Parker is a town built overlooking the Colorado River in the hot deserts of western Arizona. It is located within the Colorado River Indian Reservation. It is also the county seat of La Paz County. Barren Deserts surround Parker in most directions, but to the southeast lies Parker Valley, and agricultural region made verdant and green with irrigation water from the Colorado River. To the north the river passes through a rugged country of rocky hills and mountains, which has become a resort and retirement community drawn by watersports available on the river and its reservoir, Lake Havasu.
The elevation at Parker ranges from about 360 feet near the river to 440 feet on the east side of town. Arizona Highway 95 serves the city, approaching from the south on California Avenue, and making a turn to the east at the main intersection in town, following Riverside Avenue. California Avenue crosses the Colorado River on a large bridge, where it becomes California Highway 62. It leads westward to Vidal Junction. Mohave Road heads south from Parker, paralleling the Colorado River, ending at Ehrenburg.
The average low temperature in winter in Parker is 41 degrees, and the average high in July is 108. Temperatures above 120 are not unheard of. The highest recorded temperature in December is 92, and 87 in January.

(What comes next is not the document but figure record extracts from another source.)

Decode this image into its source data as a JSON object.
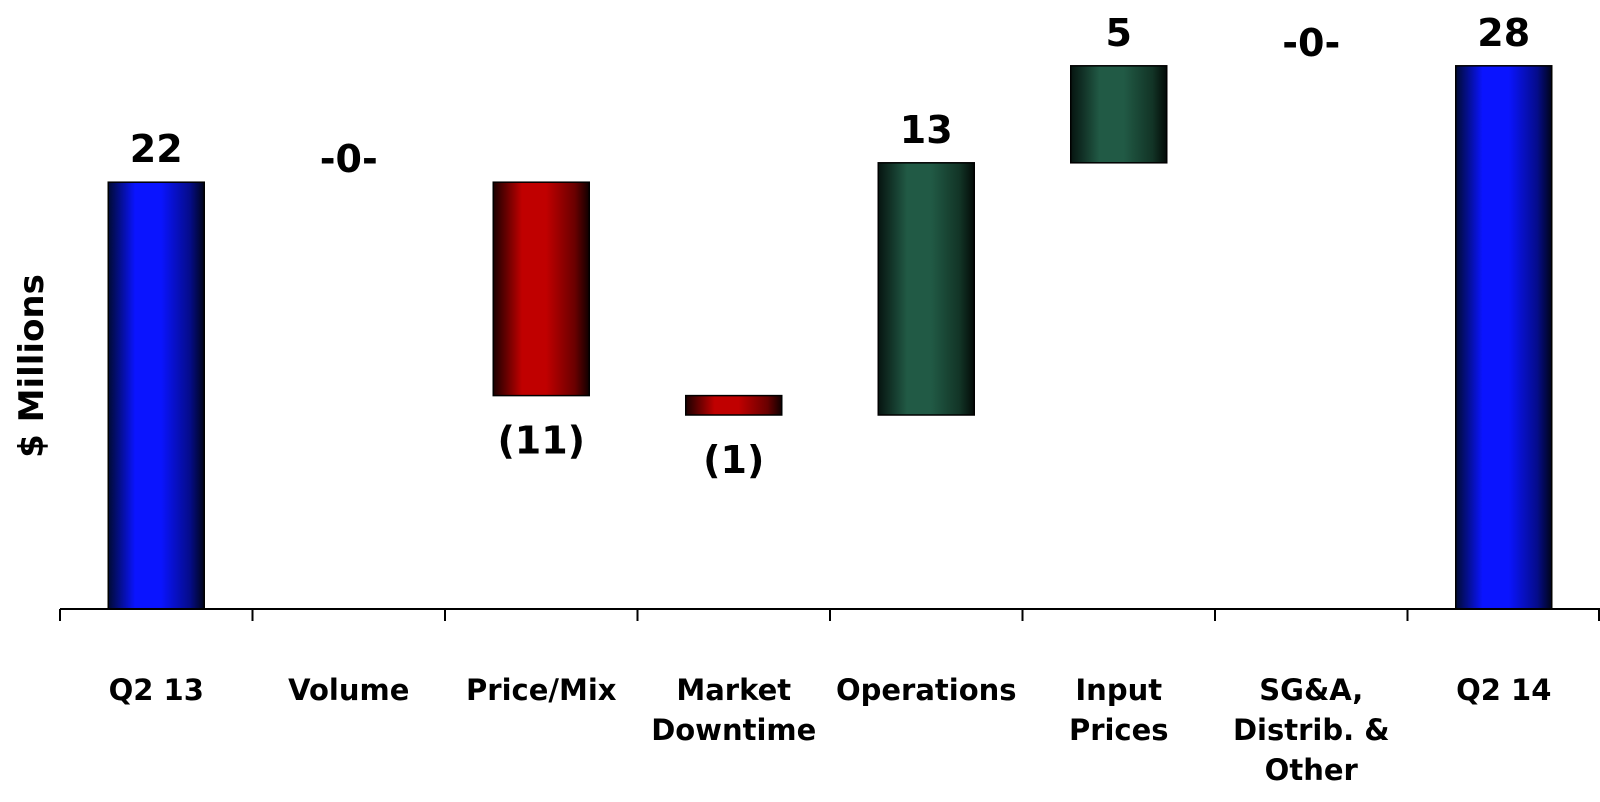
{
  "chart_data": {
    "type": "bar",
    "subtype": "waterfall",
    "ylabel": "$ Millions",
    "categories": [
      [
        "Q2 13"
      ],
      [
        "Volume"
      ],
      [
        "Price/Mix"
      ],
      [
        "Market",
        "Downtime"
      ],
      [
        "Operations"
      ],
      [
        "Input",
        "Prices"
      ],
      [
        "SG&A,",
        "Distrib. &",
        "Other"
      ],
      [
        "Q2 14"
      ]
    ],
    "values": [
      22,
      0,
      -11,
      -1,
      13,
      5,
      0,
      28
    ],
    "value_labels": [
      "22",
      "-0-",
      "(11)",
      "(1)",
      "13",
      "5",
      "-0-",
      "28"
    ],
    "bar_kinds": [
      "total",
      "change",
      "change",
      "change",
      "change",
      "change",
      "change",
      "total"
    ],
    "ylim": [
      0,
      30
    ],
    "grid": false,
    "legend": "none",
    "colors": {
      "total": "#0a14ff",
      "decrease": "#c00000",
      "increase": "#215a45"
    }
  }
}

Parker was named after Ely Parker, the first Native American commissioner for the U.S. government. The name was chosen when the U.S. Post Office was established in 1871. The city itself was founded in 1908, and was surveyed by Earl H. Parker, a railroad engineer. The railroad through Parker is still in use today, and crosses the Colorado River on a historic steel arch bridge. The population is 3,140.